| Here is the thing, someone has gone ahead and spent time and effort to create and sell something, someone then has gone on out of their way and attempted to steal it. That being said with any form of piracy it is in effect stealing. If one were to go down to the local store and steal a product from the shelves and make a run for the doors, you will also be caught, brought up to the police, charged and taken before the courts. Now is the methods being used by the record companies correct? probably not. But do they have a right to try and protect their profits from looters and moochers of the world? they sure do. I think digital media is the way of the future, especially being able to access it from anywhere in the world with little or no effort. I just think that piracy in this sense has been taken for granted for much to long and we should work towards naming it as it should be named and stop getting up and arms about it as much as we do and just pay for what we use instead of running off to the local torrent site and downloading the shit out of it. |
When you steal from the store you remove an item from their inventory which they cannot sell. The cost of that item that was already paid now has to be covered by profits made up from selling other items in the inventory, thus increasing (albeit very little) the price of the rest of the inventory.
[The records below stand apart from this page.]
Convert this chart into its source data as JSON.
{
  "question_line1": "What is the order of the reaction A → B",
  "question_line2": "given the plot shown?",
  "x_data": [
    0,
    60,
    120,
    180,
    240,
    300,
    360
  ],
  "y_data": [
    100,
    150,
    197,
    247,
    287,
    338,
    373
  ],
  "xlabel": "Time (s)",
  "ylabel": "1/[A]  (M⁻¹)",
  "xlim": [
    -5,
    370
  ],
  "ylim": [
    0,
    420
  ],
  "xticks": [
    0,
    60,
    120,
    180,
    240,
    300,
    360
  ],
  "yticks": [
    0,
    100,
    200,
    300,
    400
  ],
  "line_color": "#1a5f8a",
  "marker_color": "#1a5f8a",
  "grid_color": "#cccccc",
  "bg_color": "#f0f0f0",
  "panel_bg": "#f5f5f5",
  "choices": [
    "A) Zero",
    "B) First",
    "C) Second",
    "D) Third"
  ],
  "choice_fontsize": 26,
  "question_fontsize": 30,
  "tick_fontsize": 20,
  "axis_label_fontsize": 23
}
In other words, the physical good is moved from one place to another, depriving the original owner of its value.
File sharing, on the other hand, has no marginal cost to each "copy" of a file. If I write a song or software and put it on the internet, it costs me nothing if 1 or one million people share the file (assuming it's not my bandwidth to pay for). Also, if one user downloads my file it does not disappear or transfer from me to them. I do not have to manufacture another item. File sharing is copying. Stealing is transfer of ownership.
So, you cannot directly compare file sharing, which has no marginal cost, to physical items that have a marginal cost of production. What owners of copyrighted works are trying to recover are their fixed costs in producing the work.